Great River Energy's massive North Dakota coal power plant — once slated for closure — will be sold to a North Dakota operator that will in turn sell coal-fired electricity back to Great River.
Affiliates of Bismarck-based Rainbow Energy Marketing have reached agreements to buy the Coal Creek power plant and Great River's 436-mile power line to the Twin Cities, the companies announced Wednesday. The price was not disclosed.
Rainbow will operate Coal Creek, which is near Underwood N.D., as a merchant power plant, selling electricity into wholesale markets. Maple Grove-based Great River, which provides power to about 700,000 Minnesotans, will be one of Rainbow's customers.
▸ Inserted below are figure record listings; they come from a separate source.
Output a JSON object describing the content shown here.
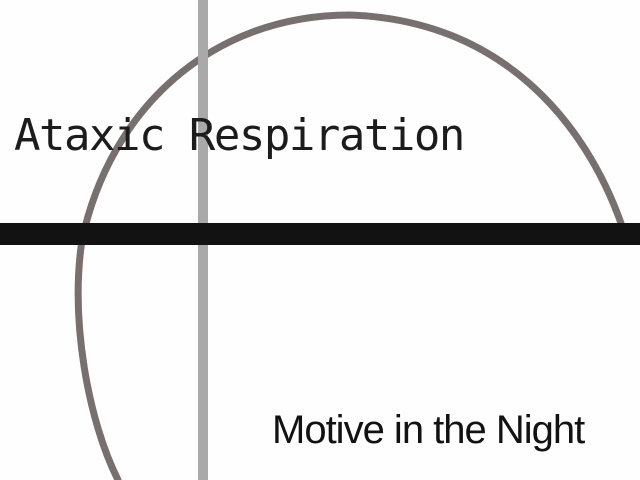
{
  "cover": {
    "band_name": "Ataxic Respiration",
    "album_title": "Motive in the Night"
  },
  "colors": {
    "background": "#fefefe",
    "arc": "#77706f",
    "vertical_line": "#a9a9a9",
    "horizontal_bar": "#121212",
    "text": "#1c1c1c"
  }
}
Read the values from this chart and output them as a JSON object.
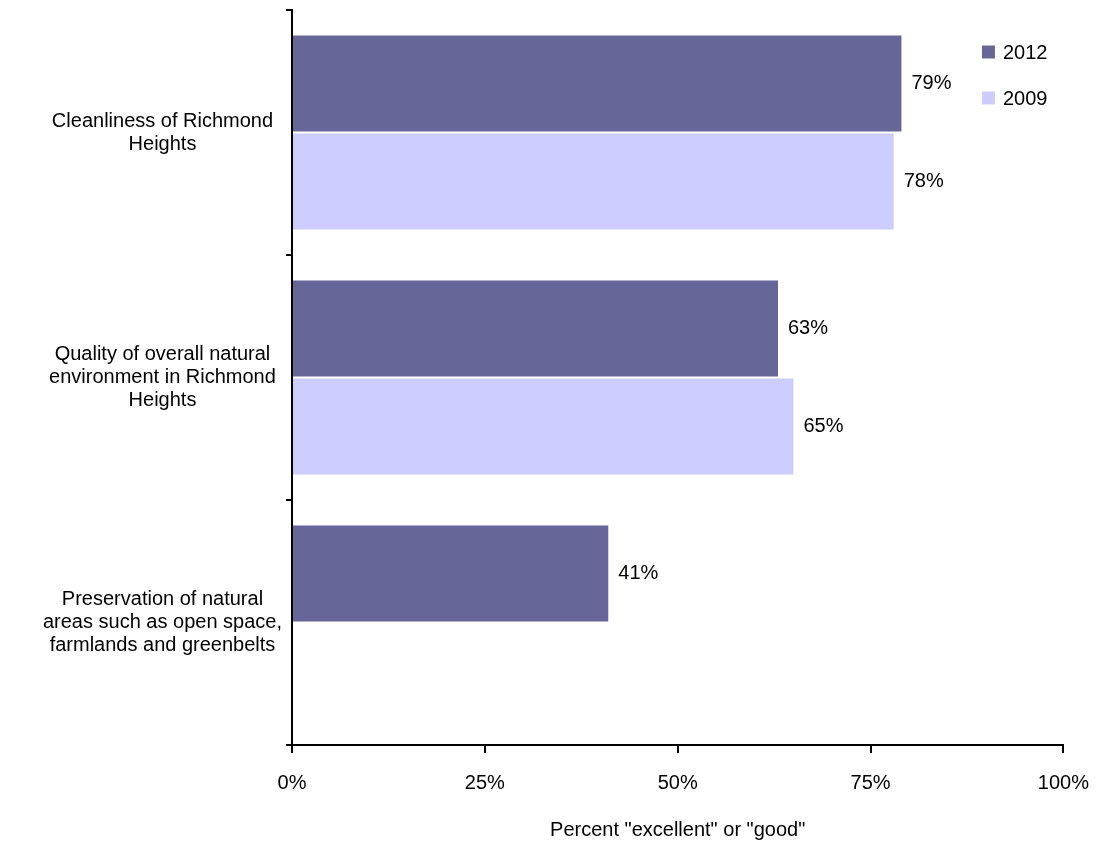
{
  "chart_data": {
    "type": "bar",
    "orientation": "horizontal",
    "categories": [
      "Cleanliness of Richmond Heights",
      "Quality of overall natural environment in Richmond Heights",
      "Preservation of natural areas such as open space, farmlands and greenbelts"
    ],
    "series": [
      {
        "name": "2012",
        "color": "#666699",
        "values": [
          79,
          63,
          41
        ],
        "value_labels": [
          "79%",
          "63%",
          "41%"
        ]
      },
      {
        "name": "2009",
        "color": "#ccccff",
        "values": [
          78,
          65,
          null
        ],
        "value_labels": [
          "78%",
          "65%",
          null
        ]
      }
    ],
    "xlabel": "Percent \"excellent\" or \"good\"",
    "xlim": [
      0,
      100
    ],
    "xticks": [
      {
        "value": 0,
        "label": "0%"
      },
      {
        "value": 25,
        "label": "25%"
      },
      {
        "value": 50,
        "label": "50%"
      },
      {
        "value": 75,
        "label": "75%"
      },
      {
        "value": 100,
        "label": "100%"
      }
    ],
    "grid": false,
    "legend": "top right"
  }
}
"Purchasing energy and capacity from Rainbow was not in our original plan, but it will serve as a reliable steppingstone in our power supply transition," Great River CEO David Saggau said in a press statement.
Great River's board on Wednesday OK'd the deal, which still needs regulatory approval.
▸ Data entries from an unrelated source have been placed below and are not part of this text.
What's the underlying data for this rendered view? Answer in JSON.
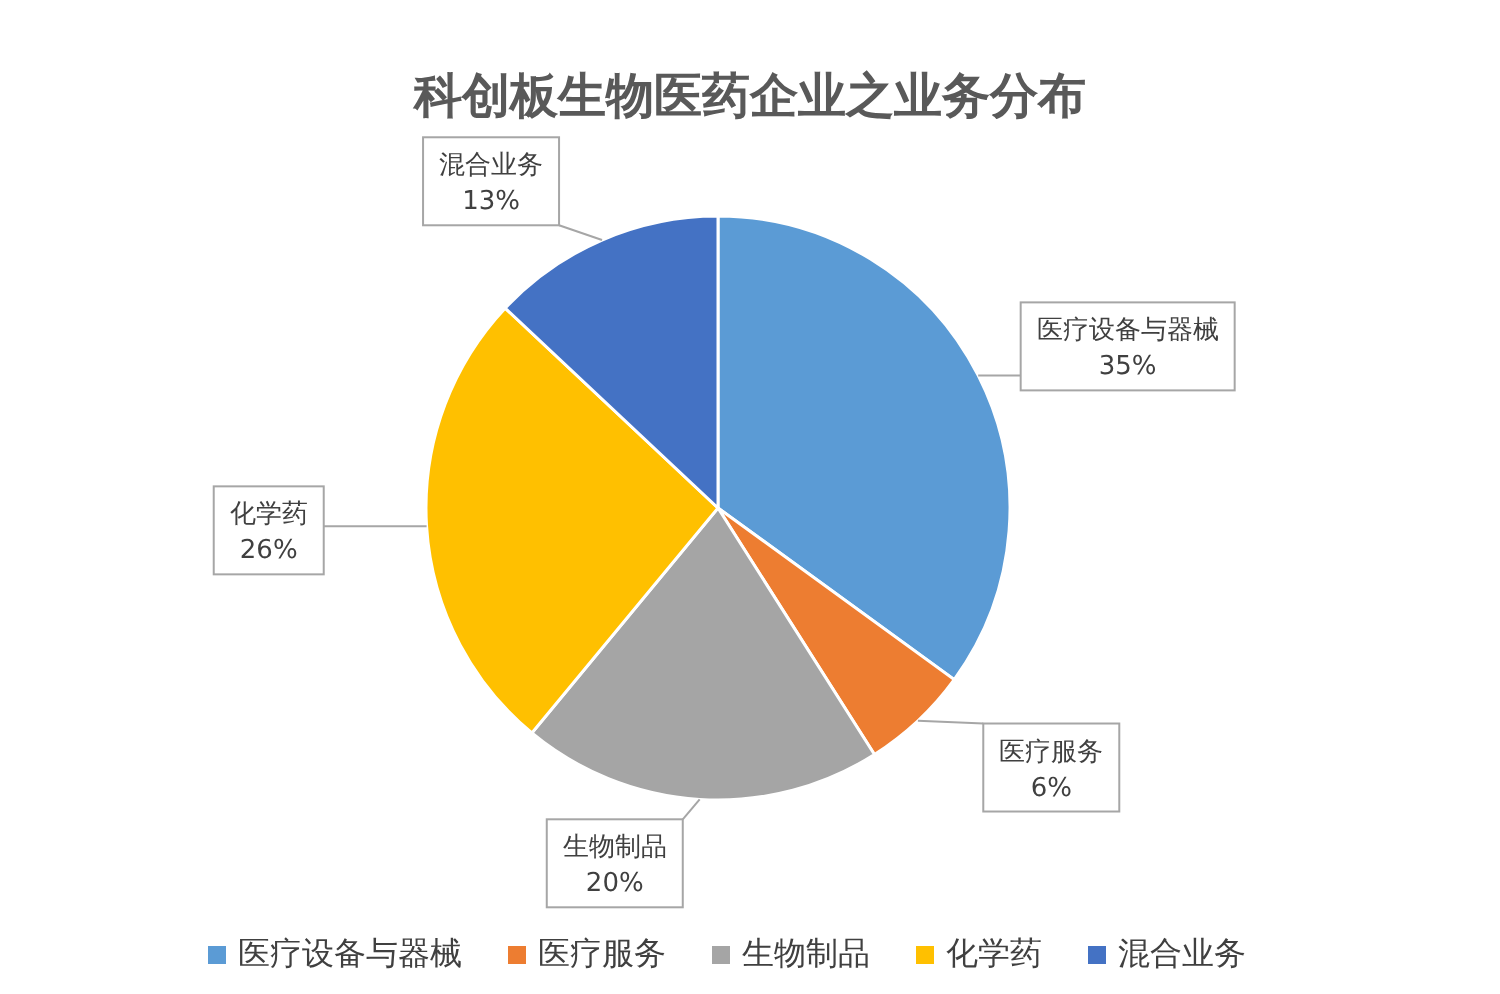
{
  "chart_data": {
    "type": "pie",
    "title": "科创板生物医药企业之业务分布",
    "categories": [
      "医疗设备与器械",
      "医疗服务",
      "生物制品",
      "化学药",
      "混合业务"
    ],
    "values": [
      35,
      6,
      20,
      26,
      13
    ],
    "colors": [
      "#5b9bd5",
      "#ed7d31",
      "#a5a5a5",
      "#ffc000",
      "#4472c4"
    ],
    "value_labels": [
      "35%",
      "6%",
      "20%",
      "26%",
      "13%"
    ],
    "legend": "bottom"
  }
}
Great River, a wholesale power cooperative that supplies 28 retail electricity co-ops, announced in May 2020 it would close Coal Creek early in 2022, saying the plant been consistently losing money — $170 million in 2019 alone .
At the time of the announcement, Saggau said no one would buy Coal Creek for even $1. Great River had expected that even with the plant's closure, its member co-ops would see their wholesale power rates fall by 13% within a couple of years.
"The [Coal Creek] sale is projected to have a somewhat positive impact on our member rates compared to Great River Energy shutting the plant down," the company said in a statement to the Star Tribune.